Thursday, January 19, 2012
What Homeschool looks like with a Tired, Pregnant Mom
Of course, I can’t speak for other homeschool families, but here is what ours looks like right now. We have 8 children ages 15 (almost 16)- 19 months. I’m in the first trimester with baby #9 and some days I have energy and some days I have none.
These begin either Sunday night or Monday morning depending on my energy level. During our mentor meetings we plan what they are to do that week. I have the kids set their goals in everything from math to reading and I add my opinion/challenge if I think they can reach a little higher or do a little more. They keep planners/calendars with their goals and add other things as they achieve them such as hours of service, etc.
The scholar aged kids get up early to do seminary and start their day’s worth of studies. I have two scholars age 15 and 14. My son is an emerging scholar or practice scholar at age 13.
Mornings Start with…
Morning devotional. I do not leave my room until I call everyone in for it. I’ve noticed if I leave my room before we have devotional I tend to get distracted by other things, so I’ve discovered this works best for us if I want consistency. With morning devotional we have scripture study. We are currently reading and discussing Esther. Next we have a morning song and prayer. The younger three usually rotate leading these things. We always end by standing for the Pledge of Allegiance and singing Three Cheers for the Red, White, and Blue.
DROP Everything and Read
10 Minute DEAR sessions as Jim Trelease suggests. Basically, you have ten minute “Drop Everything And Read” times at least once a day. We try to have several in addition to the assigned school reading they have.
Since we’ve started this in 2010, several things have happened. The children are all reading more. I also found that I get more reading in. But, most importantly, my two reluctant readers are finding their books fascinating and they thank me daily for providing this time to sit and read uninterrupted. They are now finishing books as well as improving their reading skills. And ten minutes isn’t that much time to stop for a break so I feel that it is well worth the effort it takes to stop and read. My husband has even mentioned he appreciates the break time and he enjoys getting time in for his reading.
Scholars are independent and come to me in the late afternoon to show me their papers and share with me about their readings. I really look forward to discussing their books with them and even sharing bits and pieces of mine.
Music & Language
I learned that it is so worth it to buy DVD’s or CD’s for their language programs. The kids are doing Latin (Henle) and they can rely on the DVD and CD’s for corrections and help. They are doing French with Rosetta Stone- another self-paced learning program. I’ve really learned to take the monkey off my back with these resources.
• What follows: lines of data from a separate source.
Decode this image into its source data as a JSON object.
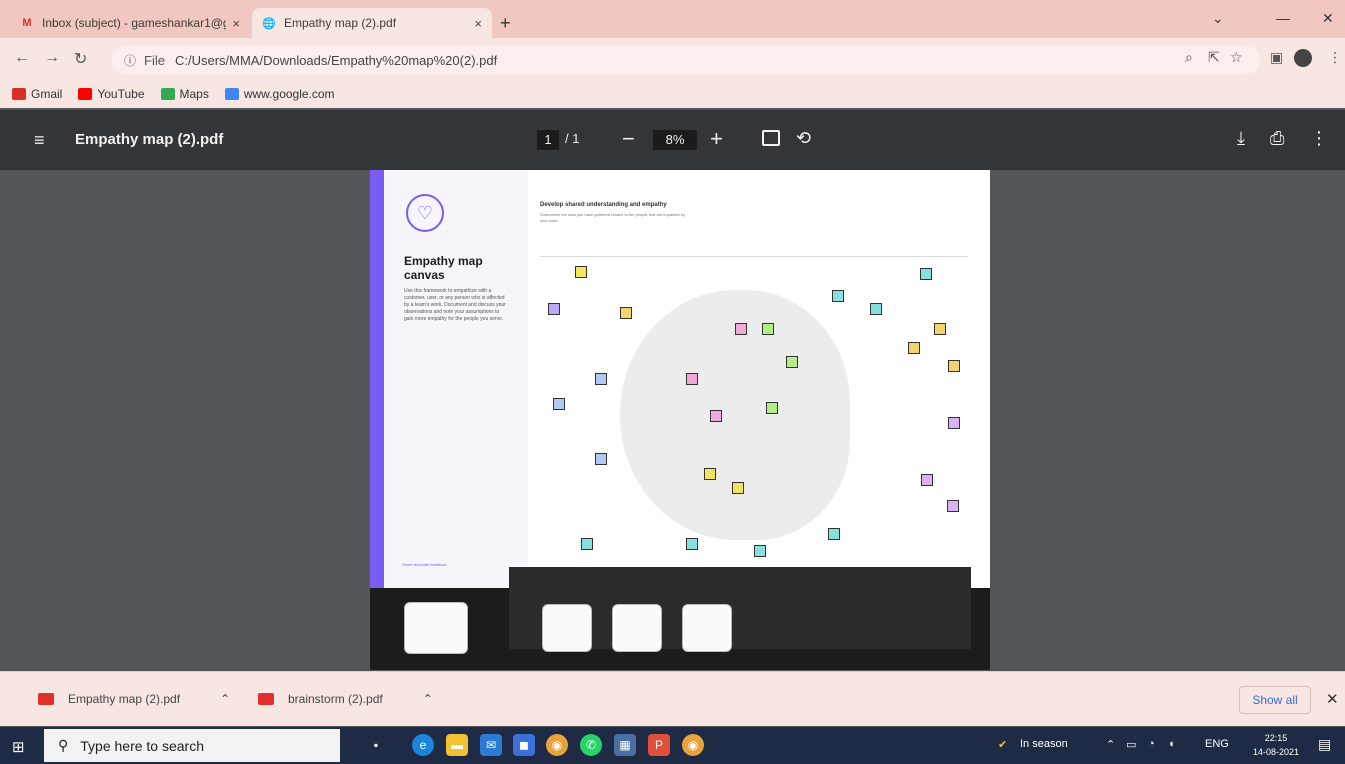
{
  "browser": {
    "tabs": [
      {
        "title": "Inbox (subject) - gameshankar1@g",
        "close": "×"
      },
      {
        "title": "Empathy map (2).pdf",
        "close": "×"
      }
    ],
    "new_tab": "+",
    "window_controls": [
      "⌄",
      "—",
      "✕"
    ],
    "url_scheme_label": "File",
    "url": "C:/Users/MMA/Downloads/Empathy%20map%20(2).pdf",
    "bookmarks": [
      {
        "label": "Gmail",
        "color": "#d93025"
      },
      {
        "label": "YouTube",
        "color": "#ff0000"
      },
      {
        "label": "Maps",
        "color": "#34a853"
      },
      {
        "label": "www.google.com",
        "color": "#4285f4"
      }
    ]
  },
  "pdf_viewer": {
    "file_name": "Empathy map (2).pdf",
    "current_page": "1",
    "total_pages": "/ 1",
    "zoom": "8%",
    "page": {
      "title": "Empathy map canvas",
      "description": "Use this framework to empathize with a customer, user, or any person who is affected by a team's work. Document and discuss your observations and note your assumptions to gain more empathy for the people you serve.",
      "right_title": "Develop shared understanding and empathy",
      "right_sub": "Summarize the data you have gathered related to the people that are impacted by your work.",
      "footer_link": "Share template feedback"
    }
  },
  "downloads": {
    "items": [
      {
        "name": "Empathy map (2).pdf"
      },
      {
        "name": "brainstorm (2).pdf"
      }
    ],
    "show_all": "Show all",
    "close": "✕"
  },
  "taskbar": {
    "search_placeholder": "Type here to search",
    "weather": "In season",
    "language": "ENG",
    "time": "22:15",
    "date": "14-08-2021"
  },
  "colors": {
    "accent": "#7b5cf0",
    "tab_strip": "#f1c7c1",
    "pdf_toolbar": "#323639",
    "viewer_bg": "#525659",
    "taskbar": "#1f2b44"
  }
}
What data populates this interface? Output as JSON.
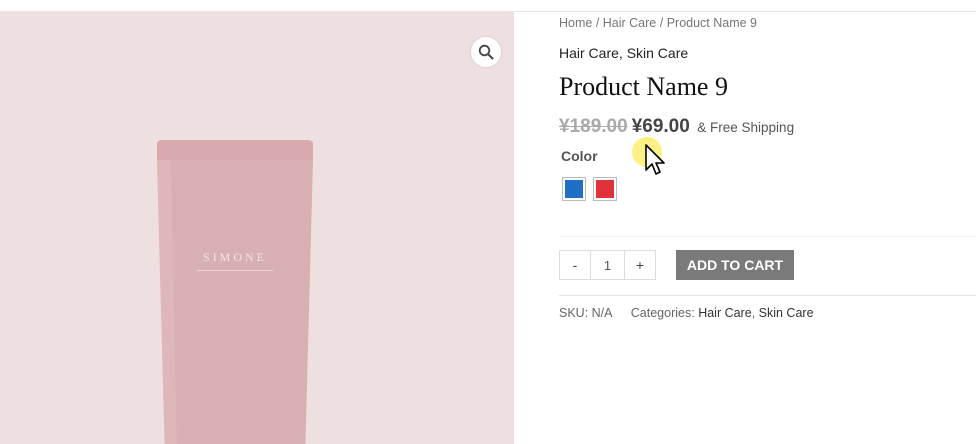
{
  "breadcrumb": {
    "home": "Home",
    "sep1": " / ",
    "category": "Hair Care",
    "sep2": " / ",
    "current": "Product Name 9"
  },
  "categories": {
    "first": "Hair Care",
    "sep": ", ",
    "second": "Skin Care"
  },
  "product": {
    "title": "Product Name 9",
    "brand_on_image": "SIMONE",
    "old_price": "¥189.00",
    "new_price": "¥69.00",
    "shipping": "& Free Shipping"
  },
  "variations": {
    "color_label": "Color",
    "swatches": [
      {
        "name": "Blue",
        "color": "#1f6fc4"
      },
      {
        "name": "Red",
        "color": "#e0323a"
      }
    ]
  },
  "cart": {
    "minus": "-",
    "quantity": "1",
    "plus": "+",
    "add_to_cart": "ADD TO CART"
  },
  "meta": {
    "sku_label": "SKU: ",
    "sku_value": "N/A",
    "categories_label": "Categories: ",
    "cat1": "Hair Care",
    "cat_sep": ", ",
    "cat2": "Skin Care"
  },
  "icons": {
    "zoom": "magnifier-icon",
    "cursor": "mouse-pointer-icon"
  },
  "colors": {
    "image_bg": "#eee0e0",
    "tube": "#d9b0b2",
    "button_bg": "#7a7a7a"
  }
}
The oldest four children: 15-10 all take music lessons. Cailynn (15) plays viola and piano, Charisa (14) plays violin, Benjamin (13) plays piano and this year we hope to start him on the Cello, and Makenzie (10) plays piano and violin. I can really see the benefits in their playing music in connection to retention of their studies.
Speaking of getting Outside Help
We found a math tutor for the older kids. I’m so thankful for that help. While I work with the younger ones ages 10 and younger I know the older kids are still progressing too.
We also have the kids doing Andrew Pudewa’s grammar and writing systems and with the DVD teaching portion it has been wonderful. Again, they are self-pacing it and I’m always so amazed with their progress.
Older kids help with Younger Kids
They help read to them, or tutor them in math or science if I’m having down days. They love to come up with projects for them too. The benefits I’m seeing in this, for the past seven years, is aside from the obvious learning for both the younger and older children, is the connection and closeness the children have established with each other.
I was trained to do all things homemaking growing up and it has served as an invaluable skill in my life. It has given me an advantage over other women my age and allowed me to serve as mentor for others in this area. For four years I’ve been doing the same and the rewards have been showing forth for all. My older girls can cook or bake anything from fresh breads to creating their own successful gluten free foods to soups, stews, beans, etc. I believe strongly that teaching “life skills” is just as important for a child as are education and thinking skills. Chores also fall into this category and everyone in the home has chores except the baby. Ages 3 and up.
I have fond memories of gathering around the dinner table in the evenings while my mom or dad read aloud to us. They stuck with classic works such as: Ten and Twenty, Pinocchio, the Hiding Place, The Diary of Anne Frank, and the Five Little Peppers and How They Grew. Scripture reading was always something we had and it was just thought of as “what we do”. We have continued this tradition in our own family and once we began homeschooling we realized the educational benefits in this as well as emotional. Most people listen to stories or books and have a higher listening reading level than actual reading level. This has been proven true as all of our children enjoy the classics regardless of their age. We’re currently reading Mary Poppins aloud along with evening reading of the scriptures.
I remember when I began homeschooling seven years ago. I worried how I could possibly do it all. It seems silly to me now as I’m at this end, but it was real then. How would I handle pregnancy and homeschool? I learned right away to start having the family help more. Homeschool has touched our family in a way that nothing like it could. We have a close bond and connection. The children have an open communication with my husband and I. I love being the one to help tutor and educate my children for their life’s mission. Who better to do it than someone who knows them so well and loves them so much?
I see homeschool as being far more than education. I see it as also helping to light the fire for learning, to spark a passion for life, and to help them discover who they are and what their mission is in this life. Pregnancy doesn’t slow down the progress; it is just another learning experience for us all.